Masyarakat di perbatasan RI-PNG adalah serumpun dan bersaudara, karena itu mereka sering melakukan pelintas batas. Penduduk perbatasan hidup secara komunal berdasarkan pada suku-suku yang banyak jumlahnya. Setiap suku dikepalai oleh seorang kepala suku yang disebut dengan ”ondoafi” dan di atas suku-suku dipimpin oleh seorang “ondopolo”. Komunitas suku tersebut tunduk pada apa yang dikemukakan oleh kepala sukunya (ondoafi), dan seorang “ondoafi” tunduk pada kepemimpinan “ondopolo”. Keadaan ini dimanfaatkan oleh separatis OPM untuk melakukan koordinasi politik di PNG dalam menyusun kekuatan. Hukum adat masyarakat perbatasan Papua merupakan pranata sosial yang sangat dominan dalam mengatur pola kehidupan komunitasnya. Misalnya di dalam hal kepemilikan tanah mereka mengakui bahwa tanah Papua adalah tanah ulayat mereka, sehingga barang siapa menggunakan tanah adat harus berhubungan dengan masyarakat adat dan diselesaikan secara adat. Hal ini yang sering menimbulkan konflik antara pemerintah dan rakyat dalam pemanfaatan lahan untuk kepentingan pembangunan. Pemerintah, swasta atau siapapun yang akan memanfaatkan lahan harus melalui musyawarah adat atau membeli dari masyarakat adat.

Dari aspek pendidikan (baik sarana dan prasarana maupun tenaga guru) sangat terbatas, hal ini ditandai masih banyak penduduk yang buta huruf. Fasilitas sekolah yang ada di distrik-distrik perbatasan baru terbatas Sekolah Dasar. Tidak semua distrik/kecamatan memiliki sekolah setingkat SLTP dan SMA. Tenaga pendidik yang mengajar di wilayah perbatasan sangat terbatas dilihat dari kompetensi maupun jumlah guru. Sarana dan prasana kesehatan baik tempat pelayanan kesehatan maupun tenaga medis dan paramedis juga terbatas. Fasilitas pelayanan kesehatan yang ada di distrik/kecamatan berupa Puskesmas dan Puskesmas Pembantu, yang sebagian besar tidak memiliki tenaga dokter maupun tenaga medis, yang ada adalah perawat dan bidan desa. Selain itu, penyebaran HIV/AIDS di Papua berada dalam kondisi yang mengkhawatirkan. Rendahnya tingkat pendidikan dan kesehatan masyarakat di wilayah perbatasan berdampak pada lambatnya pembangunan sumber daya manusia yang berengaruh pada lambatnya perkembangan pembangunan di wilayah perbatasan.

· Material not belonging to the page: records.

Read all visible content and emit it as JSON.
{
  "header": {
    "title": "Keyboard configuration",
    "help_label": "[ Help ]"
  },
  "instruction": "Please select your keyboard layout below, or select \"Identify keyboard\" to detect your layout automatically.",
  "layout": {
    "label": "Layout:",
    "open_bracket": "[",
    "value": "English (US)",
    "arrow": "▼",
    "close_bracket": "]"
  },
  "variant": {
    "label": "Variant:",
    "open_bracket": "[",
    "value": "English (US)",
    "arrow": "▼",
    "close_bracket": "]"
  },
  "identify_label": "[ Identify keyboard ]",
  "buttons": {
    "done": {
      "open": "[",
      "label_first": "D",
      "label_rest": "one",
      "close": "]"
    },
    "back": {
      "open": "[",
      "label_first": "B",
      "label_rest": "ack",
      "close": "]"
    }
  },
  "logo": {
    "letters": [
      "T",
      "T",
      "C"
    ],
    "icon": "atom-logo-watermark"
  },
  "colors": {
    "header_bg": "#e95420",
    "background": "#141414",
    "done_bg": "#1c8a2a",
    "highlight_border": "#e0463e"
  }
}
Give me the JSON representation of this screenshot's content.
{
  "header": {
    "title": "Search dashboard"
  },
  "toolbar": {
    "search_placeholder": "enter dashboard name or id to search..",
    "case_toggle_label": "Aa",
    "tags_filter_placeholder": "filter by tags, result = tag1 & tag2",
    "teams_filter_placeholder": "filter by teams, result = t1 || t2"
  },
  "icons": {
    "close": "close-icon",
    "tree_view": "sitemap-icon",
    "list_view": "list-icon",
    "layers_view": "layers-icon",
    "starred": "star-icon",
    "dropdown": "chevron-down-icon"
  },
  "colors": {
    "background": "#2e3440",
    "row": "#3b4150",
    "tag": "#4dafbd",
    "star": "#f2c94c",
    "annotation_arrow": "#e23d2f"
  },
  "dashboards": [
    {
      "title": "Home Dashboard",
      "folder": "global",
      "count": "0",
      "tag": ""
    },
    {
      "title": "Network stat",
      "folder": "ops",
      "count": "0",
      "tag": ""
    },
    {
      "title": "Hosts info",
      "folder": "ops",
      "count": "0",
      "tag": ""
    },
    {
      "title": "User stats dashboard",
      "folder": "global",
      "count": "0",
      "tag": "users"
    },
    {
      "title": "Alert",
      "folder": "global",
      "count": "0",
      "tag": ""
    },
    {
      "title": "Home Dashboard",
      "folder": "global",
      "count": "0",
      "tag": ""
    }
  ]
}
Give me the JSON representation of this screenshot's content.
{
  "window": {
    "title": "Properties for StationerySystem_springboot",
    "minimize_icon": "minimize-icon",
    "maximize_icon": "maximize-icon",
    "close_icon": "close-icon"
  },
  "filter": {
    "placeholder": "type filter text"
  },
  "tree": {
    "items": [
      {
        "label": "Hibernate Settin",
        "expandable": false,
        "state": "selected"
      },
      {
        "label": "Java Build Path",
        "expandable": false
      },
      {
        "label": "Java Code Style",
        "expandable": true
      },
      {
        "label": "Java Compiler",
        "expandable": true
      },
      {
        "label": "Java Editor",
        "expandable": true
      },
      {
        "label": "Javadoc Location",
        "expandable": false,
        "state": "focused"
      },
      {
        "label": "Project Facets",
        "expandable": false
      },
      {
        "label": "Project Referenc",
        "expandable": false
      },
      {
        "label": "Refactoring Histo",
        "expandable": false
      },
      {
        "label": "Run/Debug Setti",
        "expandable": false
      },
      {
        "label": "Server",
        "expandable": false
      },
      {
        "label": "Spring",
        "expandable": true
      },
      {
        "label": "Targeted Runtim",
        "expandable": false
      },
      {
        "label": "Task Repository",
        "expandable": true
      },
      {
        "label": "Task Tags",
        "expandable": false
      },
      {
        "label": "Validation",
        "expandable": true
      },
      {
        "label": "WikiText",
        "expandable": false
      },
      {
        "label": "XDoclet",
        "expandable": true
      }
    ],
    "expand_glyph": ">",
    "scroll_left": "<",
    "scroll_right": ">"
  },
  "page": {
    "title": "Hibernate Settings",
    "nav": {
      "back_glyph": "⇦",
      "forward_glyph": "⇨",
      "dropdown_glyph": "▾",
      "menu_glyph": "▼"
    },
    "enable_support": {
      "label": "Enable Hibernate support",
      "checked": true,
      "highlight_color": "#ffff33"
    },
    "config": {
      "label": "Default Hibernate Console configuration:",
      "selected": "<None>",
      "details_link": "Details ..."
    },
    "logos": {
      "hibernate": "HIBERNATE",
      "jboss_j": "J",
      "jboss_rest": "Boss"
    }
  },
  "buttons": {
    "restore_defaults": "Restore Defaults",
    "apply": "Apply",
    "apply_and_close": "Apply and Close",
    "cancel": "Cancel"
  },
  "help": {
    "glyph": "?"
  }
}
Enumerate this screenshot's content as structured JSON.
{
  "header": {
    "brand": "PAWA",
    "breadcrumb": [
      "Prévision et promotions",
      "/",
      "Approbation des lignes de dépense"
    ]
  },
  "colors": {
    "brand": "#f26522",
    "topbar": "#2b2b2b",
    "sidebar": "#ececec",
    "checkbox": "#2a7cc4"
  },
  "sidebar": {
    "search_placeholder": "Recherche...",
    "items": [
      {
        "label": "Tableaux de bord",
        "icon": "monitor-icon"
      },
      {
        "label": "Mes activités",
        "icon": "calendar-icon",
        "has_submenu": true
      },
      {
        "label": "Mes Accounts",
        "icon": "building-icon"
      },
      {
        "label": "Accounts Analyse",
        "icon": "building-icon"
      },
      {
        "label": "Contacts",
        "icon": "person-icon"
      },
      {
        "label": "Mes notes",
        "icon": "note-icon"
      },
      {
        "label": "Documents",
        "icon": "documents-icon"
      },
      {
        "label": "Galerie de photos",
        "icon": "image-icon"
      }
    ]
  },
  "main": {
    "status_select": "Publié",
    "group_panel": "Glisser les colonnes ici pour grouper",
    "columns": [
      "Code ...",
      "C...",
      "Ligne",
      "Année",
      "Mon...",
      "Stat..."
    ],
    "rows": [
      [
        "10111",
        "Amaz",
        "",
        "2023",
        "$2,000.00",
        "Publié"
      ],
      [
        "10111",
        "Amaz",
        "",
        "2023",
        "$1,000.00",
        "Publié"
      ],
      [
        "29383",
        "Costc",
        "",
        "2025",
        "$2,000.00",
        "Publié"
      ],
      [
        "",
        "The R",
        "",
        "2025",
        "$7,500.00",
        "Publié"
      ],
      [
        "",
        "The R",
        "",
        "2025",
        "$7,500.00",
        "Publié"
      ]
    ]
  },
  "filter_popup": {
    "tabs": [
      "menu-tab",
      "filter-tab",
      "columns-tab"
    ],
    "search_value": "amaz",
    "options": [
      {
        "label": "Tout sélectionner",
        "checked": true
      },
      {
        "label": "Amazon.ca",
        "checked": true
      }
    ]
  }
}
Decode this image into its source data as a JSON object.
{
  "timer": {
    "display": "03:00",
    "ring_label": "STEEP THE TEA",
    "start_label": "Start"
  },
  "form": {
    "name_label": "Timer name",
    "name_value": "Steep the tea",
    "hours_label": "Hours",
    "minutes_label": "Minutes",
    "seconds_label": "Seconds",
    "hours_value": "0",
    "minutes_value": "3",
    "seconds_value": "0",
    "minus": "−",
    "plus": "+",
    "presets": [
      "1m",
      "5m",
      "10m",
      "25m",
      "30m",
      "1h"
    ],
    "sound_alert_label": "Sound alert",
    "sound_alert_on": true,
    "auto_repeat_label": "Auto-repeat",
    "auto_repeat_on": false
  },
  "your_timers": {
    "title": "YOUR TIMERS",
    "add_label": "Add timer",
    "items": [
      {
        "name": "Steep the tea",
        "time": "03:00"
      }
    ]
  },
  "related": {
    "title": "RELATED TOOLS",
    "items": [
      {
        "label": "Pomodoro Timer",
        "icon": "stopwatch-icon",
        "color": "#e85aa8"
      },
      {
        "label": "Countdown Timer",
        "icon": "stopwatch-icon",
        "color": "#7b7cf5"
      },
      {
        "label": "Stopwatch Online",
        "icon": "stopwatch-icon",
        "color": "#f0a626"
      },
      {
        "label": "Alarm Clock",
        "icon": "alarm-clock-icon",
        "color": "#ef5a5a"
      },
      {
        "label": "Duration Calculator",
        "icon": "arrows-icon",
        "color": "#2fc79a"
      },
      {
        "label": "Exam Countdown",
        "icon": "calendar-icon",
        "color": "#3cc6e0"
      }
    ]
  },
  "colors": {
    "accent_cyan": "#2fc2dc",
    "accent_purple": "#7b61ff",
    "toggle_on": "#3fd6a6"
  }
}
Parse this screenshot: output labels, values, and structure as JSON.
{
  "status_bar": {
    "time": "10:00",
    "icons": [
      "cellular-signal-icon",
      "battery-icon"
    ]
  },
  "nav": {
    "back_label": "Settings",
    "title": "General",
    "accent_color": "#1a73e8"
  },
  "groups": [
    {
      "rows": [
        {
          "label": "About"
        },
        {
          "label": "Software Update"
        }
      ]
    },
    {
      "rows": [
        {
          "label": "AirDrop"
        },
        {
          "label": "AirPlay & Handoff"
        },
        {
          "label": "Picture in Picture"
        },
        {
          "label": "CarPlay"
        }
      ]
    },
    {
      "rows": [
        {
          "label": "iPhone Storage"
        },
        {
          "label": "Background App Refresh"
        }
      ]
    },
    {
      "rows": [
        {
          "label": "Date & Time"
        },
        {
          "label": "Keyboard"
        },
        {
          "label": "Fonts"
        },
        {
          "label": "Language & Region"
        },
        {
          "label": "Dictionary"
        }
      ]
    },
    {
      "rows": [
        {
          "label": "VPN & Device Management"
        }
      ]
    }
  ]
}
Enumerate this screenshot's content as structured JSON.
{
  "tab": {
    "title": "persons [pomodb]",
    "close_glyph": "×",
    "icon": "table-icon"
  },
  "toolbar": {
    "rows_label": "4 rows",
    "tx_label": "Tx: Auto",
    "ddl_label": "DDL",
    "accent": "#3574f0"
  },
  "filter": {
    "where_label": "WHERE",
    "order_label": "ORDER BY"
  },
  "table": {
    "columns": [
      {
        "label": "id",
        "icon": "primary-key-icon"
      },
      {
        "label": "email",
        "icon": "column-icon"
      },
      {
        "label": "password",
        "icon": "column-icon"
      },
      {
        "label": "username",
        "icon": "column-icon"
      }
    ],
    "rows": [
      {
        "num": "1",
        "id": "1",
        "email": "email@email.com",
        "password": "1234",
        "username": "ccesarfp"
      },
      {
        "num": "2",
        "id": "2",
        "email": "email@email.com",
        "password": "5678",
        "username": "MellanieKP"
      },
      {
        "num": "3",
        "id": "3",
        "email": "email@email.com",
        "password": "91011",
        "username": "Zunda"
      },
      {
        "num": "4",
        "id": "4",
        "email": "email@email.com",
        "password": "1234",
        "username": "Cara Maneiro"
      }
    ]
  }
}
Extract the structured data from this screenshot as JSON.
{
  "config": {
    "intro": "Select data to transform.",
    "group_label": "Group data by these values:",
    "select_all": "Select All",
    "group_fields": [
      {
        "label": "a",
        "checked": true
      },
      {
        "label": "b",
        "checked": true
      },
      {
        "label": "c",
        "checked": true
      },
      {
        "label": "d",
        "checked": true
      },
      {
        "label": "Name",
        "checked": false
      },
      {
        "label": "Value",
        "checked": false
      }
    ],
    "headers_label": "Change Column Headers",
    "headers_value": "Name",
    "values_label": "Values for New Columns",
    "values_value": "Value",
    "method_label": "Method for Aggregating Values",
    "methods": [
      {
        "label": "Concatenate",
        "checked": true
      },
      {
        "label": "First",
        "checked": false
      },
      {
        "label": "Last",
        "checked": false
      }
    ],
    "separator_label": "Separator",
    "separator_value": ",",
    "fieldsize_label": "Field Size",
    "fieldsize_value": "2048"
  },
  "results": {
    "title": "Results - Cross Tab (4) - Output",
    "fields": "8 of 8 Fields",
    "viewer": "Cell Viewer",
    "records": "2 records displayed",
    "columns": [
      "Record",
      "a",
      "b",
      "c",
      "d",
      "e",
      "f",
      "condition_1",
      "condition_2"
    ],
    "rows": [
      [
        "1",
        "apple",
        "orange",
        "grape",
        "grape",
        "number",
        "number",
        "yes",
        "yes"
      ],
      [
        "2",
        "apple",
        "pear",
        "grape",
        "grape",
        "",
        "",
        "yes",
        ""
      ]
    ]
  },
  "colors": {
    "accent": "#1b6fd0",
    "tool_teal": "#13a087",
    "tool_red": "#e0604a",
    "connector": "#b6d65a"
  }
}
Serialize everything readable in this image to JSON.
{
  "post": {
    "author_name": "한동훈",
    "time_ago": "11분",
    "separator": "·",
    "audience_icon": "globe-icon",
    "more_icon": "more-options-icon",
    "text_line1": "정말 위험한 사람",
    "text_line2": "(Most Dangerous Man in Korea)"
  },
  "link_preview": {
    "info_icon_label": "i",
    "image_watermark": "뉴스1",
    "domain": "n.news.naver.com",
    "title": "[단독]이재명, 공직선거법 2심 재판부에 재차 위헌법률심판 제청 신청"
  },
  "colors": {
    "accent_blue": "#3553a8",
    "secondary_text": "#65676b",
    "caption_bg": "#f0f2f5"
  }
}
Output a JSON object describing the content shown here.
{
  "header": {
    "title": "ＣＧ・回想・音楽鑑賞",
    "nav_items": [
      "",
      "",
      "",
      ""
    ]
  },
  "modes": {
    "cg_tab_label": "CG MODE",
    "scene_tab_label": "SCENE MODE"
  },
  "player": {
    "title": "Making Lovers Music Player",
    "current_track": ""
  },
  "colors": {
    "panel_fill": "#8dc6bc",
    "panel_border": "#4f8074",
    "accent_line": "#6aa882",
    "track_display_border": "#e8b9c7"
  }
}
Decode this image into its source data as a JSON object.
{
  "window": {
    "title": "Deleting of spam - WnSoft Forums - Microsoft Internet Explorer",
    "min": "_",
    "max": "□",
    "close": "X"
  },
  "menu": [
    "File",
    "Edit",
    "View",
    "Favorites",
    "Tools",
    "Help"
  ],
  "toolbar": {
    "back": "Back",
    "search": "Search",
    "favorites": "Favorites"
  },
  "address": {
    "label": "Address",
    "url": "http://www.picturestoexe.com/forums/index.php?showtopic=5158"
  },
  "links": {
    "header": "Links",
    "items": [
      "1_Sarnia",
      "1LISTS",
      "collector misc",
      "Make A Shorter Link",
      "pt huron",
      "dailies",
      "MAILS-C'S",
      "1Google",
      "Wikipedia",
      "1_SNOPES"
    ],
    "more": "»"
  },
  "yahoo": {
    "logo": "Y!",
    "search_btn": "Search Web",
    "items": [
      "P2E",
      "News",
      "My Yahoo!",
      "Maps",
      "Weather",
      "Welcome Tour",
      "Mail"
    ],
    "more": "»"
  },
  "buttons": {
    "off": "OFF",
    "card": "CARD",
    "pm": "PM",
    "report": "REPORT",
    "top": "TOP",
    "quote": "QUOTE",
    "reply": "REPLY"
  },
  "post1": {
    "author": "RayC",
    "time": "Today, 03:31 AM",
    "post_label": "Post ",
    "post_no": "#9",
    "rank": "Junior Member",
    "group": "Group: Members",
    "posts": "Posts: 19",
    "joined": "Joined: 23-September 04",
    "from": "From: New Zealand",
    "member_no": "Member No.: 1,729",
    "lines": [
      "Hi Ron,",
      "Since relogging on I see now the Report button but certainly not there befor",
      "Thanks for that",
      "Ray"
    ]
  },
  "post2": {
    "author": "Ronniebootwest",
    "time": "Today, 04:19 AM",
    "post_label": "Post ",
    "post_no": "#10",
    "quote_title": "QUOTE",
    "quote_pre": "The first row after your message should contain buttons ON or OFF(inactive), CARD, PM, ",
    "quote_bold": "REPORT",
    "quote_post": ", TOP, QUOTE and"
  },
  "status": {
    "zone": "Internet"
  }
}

Ditinjau dari keamanan manusia, manusia dan masyarakat di wilayah-wilayah perbatasan sangat jauh memadai standar kehidupannya dibandingkan dengan wilayah-wilayah lain di tanah air ini. Kondisi dan pembangunan kesehatan dan pendidikan yang merupakan salah satu penunjang kemajuan sumber daya manusia belum memadai, demikian pula sarana dan prasarana pendukung lainnya terutama dalam upaya peningkatan daya beli masyarakat belum memadai. Sehingga wilayah perbatasan dapat dikatakan sebagai wilayah yang lack of human development.

Penutup
Wilayah perbatasan Indonesia umumnya merupakan kawasan yang jauh dari pusat-pusat pertumbuhan ekonomi dan pemerintahan. Ketimpangan pembangunan ekonomi dan sosial merupakan ciri yang menonjol dari wilayah ini, yang ditandai dengan keterbatasan berbagai sarana dan prasarana dasar yang diperlukan bagi upaya pengembangan wilayah. Di beberapa wilayah perbatasan Indonesia yang berdampingan dengan negara-negara tetangga seperti Malaysia (Sabah dan Sarawak) yang secara ekonomi jauh lebih maju, perbedaan kondisi sosial-ekonomi di wilayah perbatasan antarnegara dapat menimbulkan sejumlah efek negatif yang cenderung merugikan wilayah perbatasan di Indonesia. Efek negatif tersebut misalnya “pemanfaatan” sumber daya alam oleh pihak-pihak dari negara tetangga tanpa adanya kompensasi dan kewajiban-kewajiban yang memadai yang dapat mengakibatkan kerusakan sumber daya alam dan lingkungan maupun gangguan terhadap kehidupan sosial penduduk di wilayah perbatasan Indonesia. Efek negatif lain pemanfaatan sumber daya alam oleh pihak-pihak tertentu dari negara tetangga adalah polarization effect; di mana sumber daya alam dan sumber daya manusia suatu negara ditarik/tertarik ke negara tetangga untuk membangun pusat-pusat pertumbuhan baru di wilayah negara tetangga tersebut yang berakibat terjadinya pengosongan kegiatan ekonomi di wilayah-wilayah perbatasan negara yang tertarik sumber daya alam maupun sumber daya manusianya.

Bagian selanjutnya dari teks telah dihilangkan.